Ce financement s’inscrit dans une approche programmatique multiphase (MPA) dont l’enveloppe globale est estimée à plus de 600 milliards de FCFA (1,2 milliard de dollars). L’objectif est de renforcer la compétitivité du principal corridor commercial reliant le port de Douala à la République centrafricaine.

La première phase prévoit notamment la réhabilitation de la section Edéa-Yaoundé (164 km) au Cameroun et de la route Baoro-Bossemptélé en République centrafricaine. Des interventions ciblées sont également programmées sur les axes Ayos-Bertoua-Garoua-Boulaï (environ 575 km) et Bangui-Bossemptélé afin d’assurer la continuité du trafic. Le projet intègre également des mesures de sécurité routière fondées sur l’approche « Safe System », incluant l’amélioration des infrastructures critiques, le contrôle de la vitesse et le renforcement de la prise en charge post-accident.

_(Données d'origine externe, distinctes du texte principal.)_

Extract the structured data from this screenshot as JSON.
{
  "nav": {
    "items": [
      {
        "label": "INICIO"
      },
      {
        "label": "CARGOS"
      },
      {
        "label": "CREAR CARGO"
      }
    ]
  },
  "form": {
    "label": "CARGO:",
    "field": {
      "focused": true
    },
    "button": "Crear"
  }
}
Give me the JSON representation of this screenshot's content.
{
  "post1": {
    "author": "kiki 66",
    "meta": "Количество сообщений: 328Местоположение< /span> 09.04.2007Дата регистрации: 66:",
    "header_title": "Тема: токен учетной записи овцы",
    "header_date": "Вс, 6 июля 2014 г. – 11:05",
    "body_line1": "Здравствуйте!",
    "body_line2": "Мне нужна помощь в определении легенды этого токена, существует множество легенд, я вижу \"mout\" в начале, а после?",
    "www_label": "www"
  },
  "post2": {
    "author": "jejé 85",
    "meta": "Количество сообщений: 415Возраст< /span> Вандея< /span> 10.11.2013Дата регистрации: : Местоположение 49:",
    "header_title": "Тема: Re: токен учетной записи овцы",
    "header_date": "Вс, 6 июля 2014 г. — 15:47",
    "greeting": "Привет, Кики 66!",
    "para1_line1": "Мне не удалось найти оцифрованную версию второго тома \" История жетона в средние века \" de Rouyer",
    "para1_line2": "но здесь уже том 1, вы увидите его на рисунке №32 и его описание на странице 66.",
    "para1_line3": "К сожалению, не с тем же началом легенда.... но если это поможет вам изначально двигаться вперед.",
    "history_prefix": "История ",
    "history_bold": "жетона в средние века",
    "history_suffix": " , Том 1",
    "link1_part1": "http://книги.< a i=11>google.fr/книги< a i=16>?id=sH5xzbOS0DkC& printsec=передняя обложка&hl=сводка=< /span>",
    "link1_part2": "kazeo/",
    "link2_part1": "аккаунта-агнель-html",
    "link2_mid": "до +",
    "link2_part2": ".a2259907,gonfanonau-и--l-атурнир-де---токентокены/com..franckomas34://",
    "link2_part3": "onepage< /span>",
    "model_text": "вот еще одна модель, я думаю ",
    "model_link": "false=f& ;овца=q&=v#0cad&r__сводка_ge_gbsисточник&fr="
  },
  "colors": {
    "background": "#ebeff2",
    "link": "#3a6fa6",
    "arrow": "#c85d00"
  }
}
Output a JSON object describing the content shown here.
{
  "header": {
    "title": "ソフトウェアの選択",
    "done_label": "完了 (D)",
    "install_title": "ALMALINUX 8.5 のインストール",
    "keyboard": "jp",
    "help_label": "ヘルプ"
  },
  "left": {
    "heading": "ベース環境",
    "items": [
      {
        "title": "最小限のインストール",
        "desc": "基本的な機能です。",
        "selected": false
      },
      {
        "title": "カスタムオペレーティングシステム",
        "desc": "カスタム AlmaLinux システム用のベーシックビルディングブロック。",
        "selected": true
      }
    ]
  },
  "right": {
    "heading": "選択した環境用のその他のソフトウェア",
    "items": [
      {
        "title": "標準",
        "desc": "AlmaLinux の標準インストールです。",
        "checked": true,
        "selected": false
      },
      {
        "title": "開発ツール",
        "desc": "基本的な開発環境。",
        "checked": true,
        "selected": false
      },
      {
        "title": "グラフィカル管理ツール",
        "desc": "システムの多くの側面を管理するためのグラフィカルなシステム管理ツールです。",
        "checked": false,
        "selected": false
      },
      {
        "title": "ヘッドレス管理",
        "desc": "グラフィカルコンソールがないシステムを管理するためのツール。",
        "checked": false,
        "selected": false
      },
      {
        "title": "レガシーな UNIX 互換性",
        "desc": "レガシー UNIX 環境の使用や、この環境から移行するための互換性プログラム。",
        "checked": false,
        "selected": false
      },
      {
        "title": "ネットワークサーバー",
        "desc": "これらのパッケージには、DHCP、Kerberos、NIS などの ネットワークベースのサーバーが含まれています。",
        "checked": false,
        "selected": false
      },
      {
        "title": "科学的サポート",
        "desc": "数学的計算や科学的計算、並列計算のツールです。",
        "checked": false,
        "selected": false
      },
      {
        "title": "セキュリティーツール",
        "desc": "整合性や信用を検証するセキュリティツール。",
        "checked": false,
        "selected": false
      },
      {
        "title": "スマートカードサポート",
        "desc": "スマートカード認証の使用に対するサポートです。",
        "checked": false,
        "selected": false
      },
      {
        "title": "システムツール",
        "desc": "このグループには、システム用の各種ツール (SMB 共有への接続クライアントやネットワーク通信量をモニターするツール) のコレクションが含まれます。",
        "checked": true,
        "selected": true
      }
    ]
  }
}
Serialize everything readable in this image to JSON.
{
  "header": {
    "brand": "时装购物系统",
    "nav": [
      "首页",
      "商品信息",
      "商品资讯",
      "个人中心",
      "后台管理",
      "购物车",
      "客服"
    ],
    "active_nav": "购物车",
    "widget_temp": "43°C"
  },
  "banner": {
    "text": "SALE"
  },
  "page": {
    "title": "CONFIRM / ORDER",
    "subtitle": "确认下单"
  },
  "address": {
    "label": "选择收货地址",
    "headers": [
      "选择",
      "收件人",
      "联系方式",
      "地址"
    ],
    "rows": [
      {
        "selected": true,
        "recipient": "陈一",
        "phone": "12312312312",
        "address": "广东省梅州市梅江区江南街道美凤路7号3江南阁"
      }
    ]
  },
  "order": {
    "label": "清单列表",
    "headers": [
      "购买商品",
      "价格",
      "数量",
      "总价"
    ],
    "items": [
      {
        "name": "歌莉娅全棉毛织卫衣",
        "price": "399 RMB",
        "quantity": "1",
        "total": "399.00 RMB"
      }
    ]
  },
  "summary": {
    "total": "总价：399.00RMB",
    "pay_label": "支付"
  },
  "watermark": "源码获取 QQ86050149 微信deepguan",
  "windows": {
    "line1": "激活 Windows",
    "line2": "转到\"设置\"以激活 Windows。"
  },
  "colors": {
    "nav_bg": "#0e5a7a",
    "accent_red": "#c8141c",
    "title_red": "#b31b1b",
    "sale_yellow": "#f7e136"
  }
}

UN PROJET À VOCATION ÉCONOMIQUE ET RÉGIONALE

Au-delà de la réhabilitation des routes, le programme vise à stimuler l’activité économique le long du corridor. Des études seront réalisées pour plusieurs projets structurants, dont la zone industrielle et la plateforme logistique d’Edéa, le complexe économique et touristique Mouanko-Yoyo, la Zone économique spéciale du bois de Bertoua, ainsi que le port sec de Béloko et la Zone économique spéciale de Boali en République centrafricaine.

Le projet prévoit également des investissements sociaux, notamment dans les écoles, les centres de santé, les centres de formation professionnelle et les marchés, avec une attention particulière à l’entrepreneuriat féminin. Enfin, une composante régionale mise en œuvre avec l’appui de la CEMAC doit permettre de fluidifier le commerce sur le corridor grâce à la numérisation des procédures, à l’extension du guichet unique, à la mise en place de plateformes logistiques numériques et au renforcement de la coordination entre les États concernés. L’objectif est de réduire les coûts et les délais de transport sur l’un des axes commerciaux les plus stratégiques d’Afrique centrale.